Und nun überlegte Carlas Vater, in die S3 zu ziehen. Man wäre ja seines Lebens nicht mehr sicher.
Das Klacken eines Schlosses zupfte an der Stille und Lena blickte über den Garten hinweg zu einer schmalen Parzelle, die zum Familiengrund gehörte. Nach Großvaters Tod vor mehr als zwanzig Jahren hatte Semra gesagt, der Garten sei ihr zu groß und vermietete das Stück samt kleinem Haus an Rudolf Graber. Außer einem Sohn, der alle paar Jahre zu Besuch kam, schien er keine Angehörigen zu haben.
Lena betrachtete das in der Nachmittagssonne leuchtende Rot der Backsteinwände, den niedrigen, mit Holzscheiten vollgestapelten Verschlag und seinem Teerpappedach, neben dem sich nun eine Tür öffnete.
Sie hatte schon einen Gruß für den Alten auf der Zunge; doch sie würgte ihn rasch wieder hinunter, als sie statt seiner den Sohn erkannte, und sie nickte nur höflich.
Der erstarrte für einen Moment, als er die kleine Gruppe bemerkte.

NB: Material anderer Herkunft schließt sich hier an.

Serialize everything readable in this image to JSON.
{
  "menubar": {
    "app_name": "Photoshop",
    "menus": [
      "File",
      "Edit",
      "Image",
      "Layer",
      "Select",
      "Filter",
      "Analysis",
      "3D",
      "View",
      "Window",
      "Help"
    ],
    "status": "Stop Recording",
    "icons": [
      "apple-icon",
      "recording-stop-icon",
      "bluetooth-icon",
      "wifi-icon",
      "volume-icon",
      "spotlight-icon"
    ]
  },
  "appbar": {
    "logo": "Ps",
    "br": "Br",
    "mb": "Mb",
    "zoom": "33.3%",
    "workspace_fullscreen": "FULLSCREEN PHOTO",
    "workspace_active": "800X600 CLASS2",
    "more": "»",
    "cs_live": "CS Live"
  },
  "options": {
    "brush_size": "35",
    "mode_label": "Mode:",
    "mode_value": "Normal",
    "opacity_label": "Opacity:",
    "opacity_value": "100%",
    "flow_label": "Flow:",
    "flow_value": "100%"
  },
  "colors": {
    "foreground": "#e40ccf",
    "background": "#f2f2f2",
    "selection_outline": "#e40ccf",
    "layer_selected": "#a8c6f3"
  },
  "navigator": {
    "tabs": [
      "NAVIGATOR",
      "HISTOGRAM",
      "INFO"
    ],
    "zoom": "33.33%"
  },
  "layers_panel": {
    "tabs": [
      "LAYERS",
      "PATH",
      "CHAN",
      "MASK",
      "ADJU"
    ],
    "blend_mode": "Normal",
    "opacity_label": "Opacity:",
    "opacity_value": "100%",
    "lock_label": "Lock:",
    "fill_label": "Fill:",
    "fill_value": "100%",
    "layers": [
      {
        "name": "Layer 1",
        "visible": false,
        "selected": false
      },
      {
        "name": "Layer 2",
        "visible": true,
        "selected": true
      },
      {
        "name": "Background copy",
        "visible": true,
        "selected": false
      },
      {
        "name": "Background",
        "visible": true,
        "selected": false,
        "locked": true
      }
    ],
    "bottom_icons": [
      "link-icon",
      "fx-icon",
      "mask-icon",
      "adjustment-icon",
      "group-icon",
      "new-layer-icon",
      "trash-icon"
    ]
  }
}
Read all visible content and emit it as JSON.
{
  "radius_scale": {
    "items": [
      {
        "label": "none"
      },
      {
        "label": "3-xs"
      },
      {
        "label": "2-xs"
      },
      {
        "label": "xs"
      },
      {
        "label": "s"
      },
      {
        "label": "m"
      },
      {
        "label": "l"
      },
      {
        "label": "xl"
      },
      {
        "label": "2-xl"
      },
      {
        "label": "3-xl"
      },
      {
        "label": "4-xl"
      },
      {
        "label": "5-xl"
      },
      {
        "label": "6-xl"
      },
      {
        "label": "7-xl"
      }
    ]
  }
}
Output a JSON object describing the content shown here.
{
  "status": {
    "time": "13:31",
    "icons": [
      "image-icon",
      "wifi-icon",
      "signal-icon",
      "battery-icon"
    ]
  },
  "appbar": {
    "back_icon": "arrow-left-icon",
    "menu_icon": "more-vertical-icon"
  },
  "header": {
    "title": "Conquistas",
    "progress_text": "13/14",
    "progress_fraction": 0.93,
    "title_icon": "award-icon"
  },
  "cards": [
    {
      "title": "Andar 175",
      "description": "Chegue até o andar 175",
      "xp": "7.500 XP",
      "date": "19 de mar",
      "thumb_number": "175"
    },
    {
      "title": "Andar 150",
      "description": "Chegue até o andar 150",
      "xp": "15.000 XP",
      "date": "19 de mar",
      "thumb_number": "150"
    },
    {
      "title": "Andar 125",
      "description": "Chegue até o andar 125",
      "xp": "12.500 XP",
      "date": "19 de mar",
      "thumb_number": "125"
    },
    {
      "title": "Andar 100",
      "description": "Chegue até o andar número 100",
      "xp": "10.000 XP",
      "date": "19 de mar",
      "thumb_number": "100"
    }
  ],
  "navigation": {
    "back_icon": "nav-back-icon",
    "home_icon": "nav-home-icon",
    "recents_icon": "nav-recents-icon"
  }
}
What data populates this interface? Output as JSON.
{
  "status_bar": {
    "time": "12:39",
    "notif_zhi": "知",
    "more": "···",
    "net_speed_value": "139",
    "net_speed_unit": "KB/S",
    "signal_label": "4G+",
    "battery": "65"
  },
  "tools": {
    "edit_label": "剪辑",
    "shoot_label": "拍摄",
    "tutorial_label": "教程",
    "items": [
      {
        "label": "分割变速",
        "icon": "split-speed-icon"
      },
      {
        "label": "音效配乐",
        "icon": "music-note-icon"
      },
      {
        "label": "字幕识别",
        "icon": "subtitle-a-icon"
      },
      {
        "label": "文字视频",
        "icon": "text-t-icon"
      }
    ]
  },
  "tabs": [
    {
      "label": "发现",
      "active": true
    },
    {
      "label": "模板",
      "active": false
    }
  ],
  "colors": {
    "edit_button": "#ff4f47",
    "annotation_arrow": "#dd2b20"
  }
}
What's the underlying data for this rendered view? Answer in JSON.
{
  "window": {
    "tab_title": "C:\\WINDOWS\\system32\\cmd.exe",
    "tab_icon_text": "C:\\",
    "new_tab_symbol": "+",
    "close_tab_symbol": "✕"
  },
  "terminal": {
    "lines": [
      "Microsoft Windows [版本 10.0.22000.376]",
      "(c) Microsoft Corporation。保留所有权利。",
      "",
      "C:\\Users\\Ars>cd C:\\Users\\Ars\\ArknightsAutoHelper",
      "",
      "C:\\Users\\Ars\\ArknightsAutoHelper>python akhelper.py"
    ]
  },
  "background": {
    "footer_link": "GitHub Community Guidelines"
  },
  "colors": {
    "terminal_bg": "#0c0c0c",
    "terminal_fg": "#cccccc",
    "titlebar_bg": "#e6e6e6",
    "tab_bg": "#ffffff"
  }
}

"Hallo", sagten die Männer neben Lena fast unisono und der junge Graber nickte und winkte ihnen zu. Aus dem Grau der Teerpappe löste sich eine Katze und sprang vom Verschlag herunter. Den fremden Mann nicht aus den Augen lassend umschlich sie ihn in einem großen Bogen und huschte an ihm vorbei ins Haus. Er nickte noch einmal und folgte der Grauen, zog hinter sich die Tür ins Schloss.
"Wer war das denn?", fragte Gerhard.
"Der Sohn unseres Nachbarn", antwortete Erhan.
"Ihr habt aber höfliche Nachbarn. Eine Art Beileidsbekundung wäre nicht schlecht gewesen."
"Warum war der alte Graber nicht bei der Beerdigung?", fragte Lena und drückte ihre Zigarette aus. "Semra und er haben sich doch so gut verstanden."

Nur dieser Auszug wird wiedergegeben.